Pub Date : 2023-08-15DOI: 10.30564/jaeser.v6i3.5807
S. Joshi, Atharvi Thorat, Harshali Dehadray, Mayuri Tundalwar
Bridges serve as essential parts of transportation infrastructure, facilitating the movement of people and goods across rivers, valleys, and other obstacles. However, they are also susceptible to a wide range of natural hazards, including floods, earthquakes, and landslides, which can damage or even collapse these structures, leading to severe economic and human losses.

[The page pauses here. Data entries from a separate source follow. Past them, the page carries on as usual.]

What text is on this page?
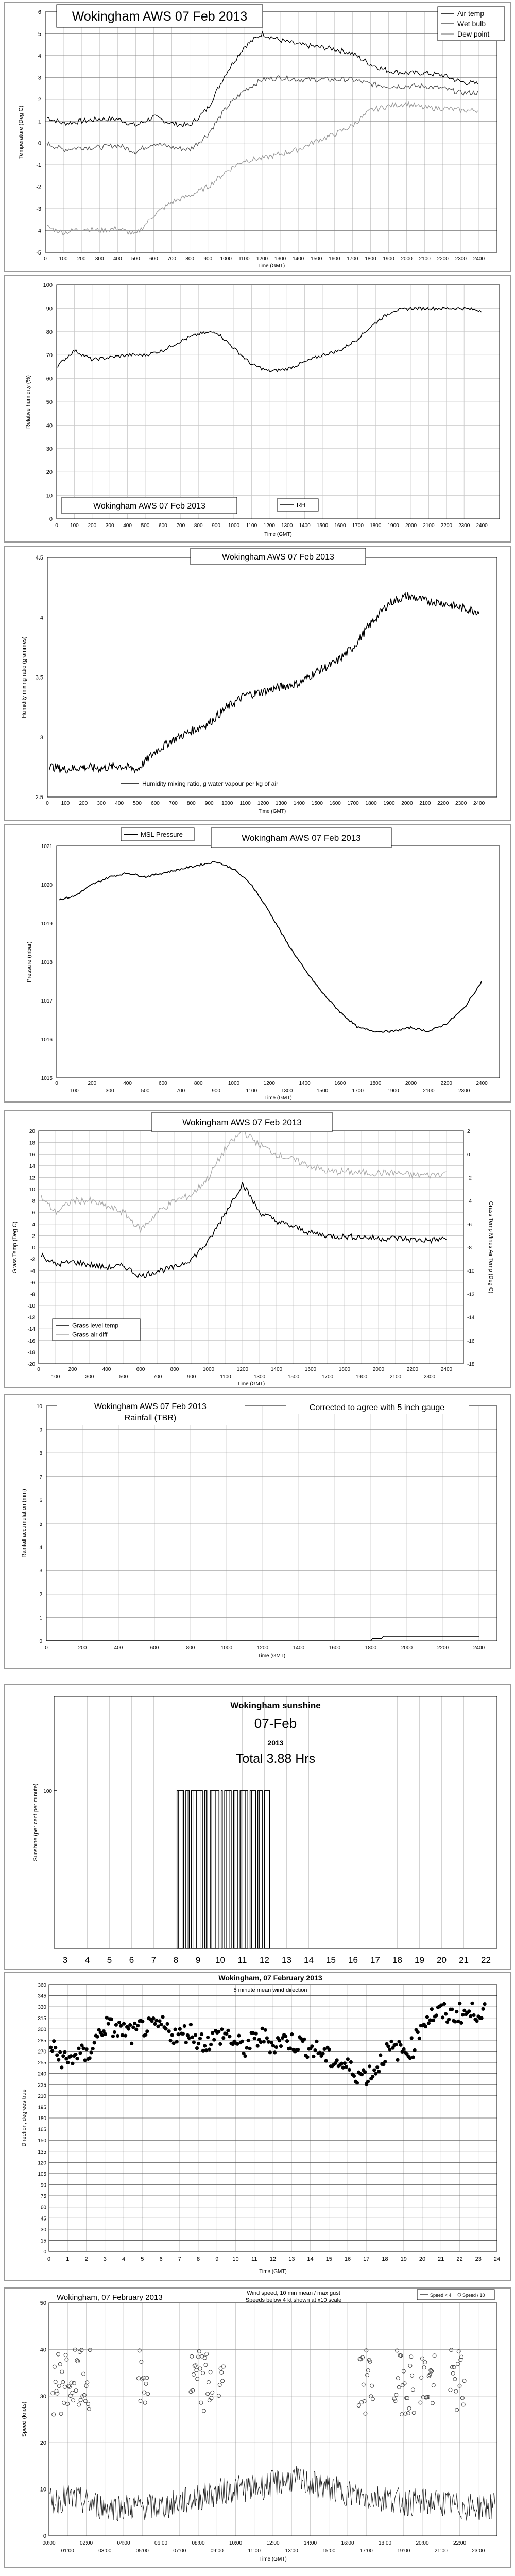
0 100 200 300 400 500 600 700 800 900 1000 1100 1200 1300 1400 1500 1600 1700 1800 1900 2000 2100 2200 2300 2400
-5
-4
-3
-2
-1
0
1
2
3
4
5
6
Time (GMT)
Temperature (Deg C)
Wokingham AWS 07 Feb 2013	Air temp
Wet bulb
Dew point
0 100 200 300 400 500 600 700 800 900 1000 1100 1200 1300 1400 1500 1600 1700 1800 1900 2000 2100 2200 2300 2400
0
10
20
30
40
50
60
70
80
90
100
Time (GMT)
Relative humidity (%)
Wokingham AWS 07 Feb 2013	RH
0 100 200 300 400 500 600 700 800 900 1000 1100 1200 1300 1400 1500 1600 1700 1800 1900 2000 2100 2200 2300 2400
2.5
3
3.5
4
4.5
Time (GMT)
Humidity mixing ratio (grammes)
Wokingham AWS 07 Feb 2013
Humidity mixing ratio, g water vapour per kg of air
0	200	400	600	800	1000	1200	1400	1600	1800	2000	2200	2400
100	300	500	700	900	1100	1300	1500	1700	1900	2100	2300
1015
1016
1017
1018
1019
1020
1021
Time (GMT)
Pressure (mbar)
MSL Pressure	Wokingham AWS 07 Feb 2013
0	200	400	600	800	1000	1200	1400	1600	1800	2000	2200	2400
100	300	500	700	900	1100	1300	1500	1700	1900	2100	2300
-20
-18
-16
-14
-12
-10
-8
-6
-4
-2
0
2
4
6
8
10
12
14
16
18
20
-18
-16
-14
-12
-10
-8
-6
-4
-2
0
2
Time (GMT)
Grass Temp (Deg C)	Grass Temp Minus Air Temp (Deg C)
Wokingham AWS 07 Feb 2013
Grass level temp
Grass-air diff
0	200	400	600	800	1000	1200	1400	1600	1800	2000	2200	2400
0
1
2
3
4
5
6
7
8
9
10
Time (GMT)
Rainfall accumulation (mm)
Wokingham AWS 07 Feb 2013
Rainfall (TBR)
Corrected to agree with 5 inch gauge
100
3 4 5 6 7 8 9 10 11 12 13 14 15 16 17 18 19 20 21 22
Sunshine (per cent per minute)
Wokingham sunshine
07-Feb
2013
Total 3.88 Hrs
0	1	2	3	4	5	6	7	8	9 10 11 12 13 14 15 16 17 18 19 20 21 22 23 24
0
15
30
45
60
75
90
105
120
135
150
165
180
195
210
225
240
255
270
285
300
315
330
345
360
Time (GMT)
Direction, degrees true
Wokingham, 07 February 2013
5 minute mean wind direction
00:00	02:00	04:00	06:00	08:00	10:00	12:00	14:00	16:00	18:00	20:00	22:00
01:00	03:00	05:00	07:00	09:00	11:00	13:00	15:00	17:00	19:00	21:00	23:00
0
10
20
30
40
50
Time (GMT)
Speed (knots)
Wokingham, 07 February 2013	Wind speed, 10 min mean / max gust
Speeds below 4 kt shown at x10 scale
Speed < 4 Speed / 10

A risk index has been developed to address this issue, which quantifies the likelihood and severity of natural hazards occurring in a specific location. The application of risk indices for natural hazards in bridge management involves a data collection process and mathematical modelling. The data collection process gathers information on bridges’ location, condition, and vulnerability, while mathematical modelling uses the data to assess the risk of natural hazards. Overall, risk indices provide a quantitative measure of the vulnerability of bridges to natural hazards and help to prioritize maintenance and repair activities. Mitigation measures are then evaluated and implemented based on the risk assessment results. By using this tool, the UBMS research group has developed an algorithm for risk assessment which will be essential in the decision-making process, specifically focused on enhancing Fund Optimization, Deterioration Modelling, and Risk Analysis. These developments effectively fulfill the primary objectives associated with addressing and mitigating hazards. This development also helps bridge managers understand the potential threats posed by natural hazards and allocate resources more efficiently to ensure the safety and longevity of critical transportation infrastructure.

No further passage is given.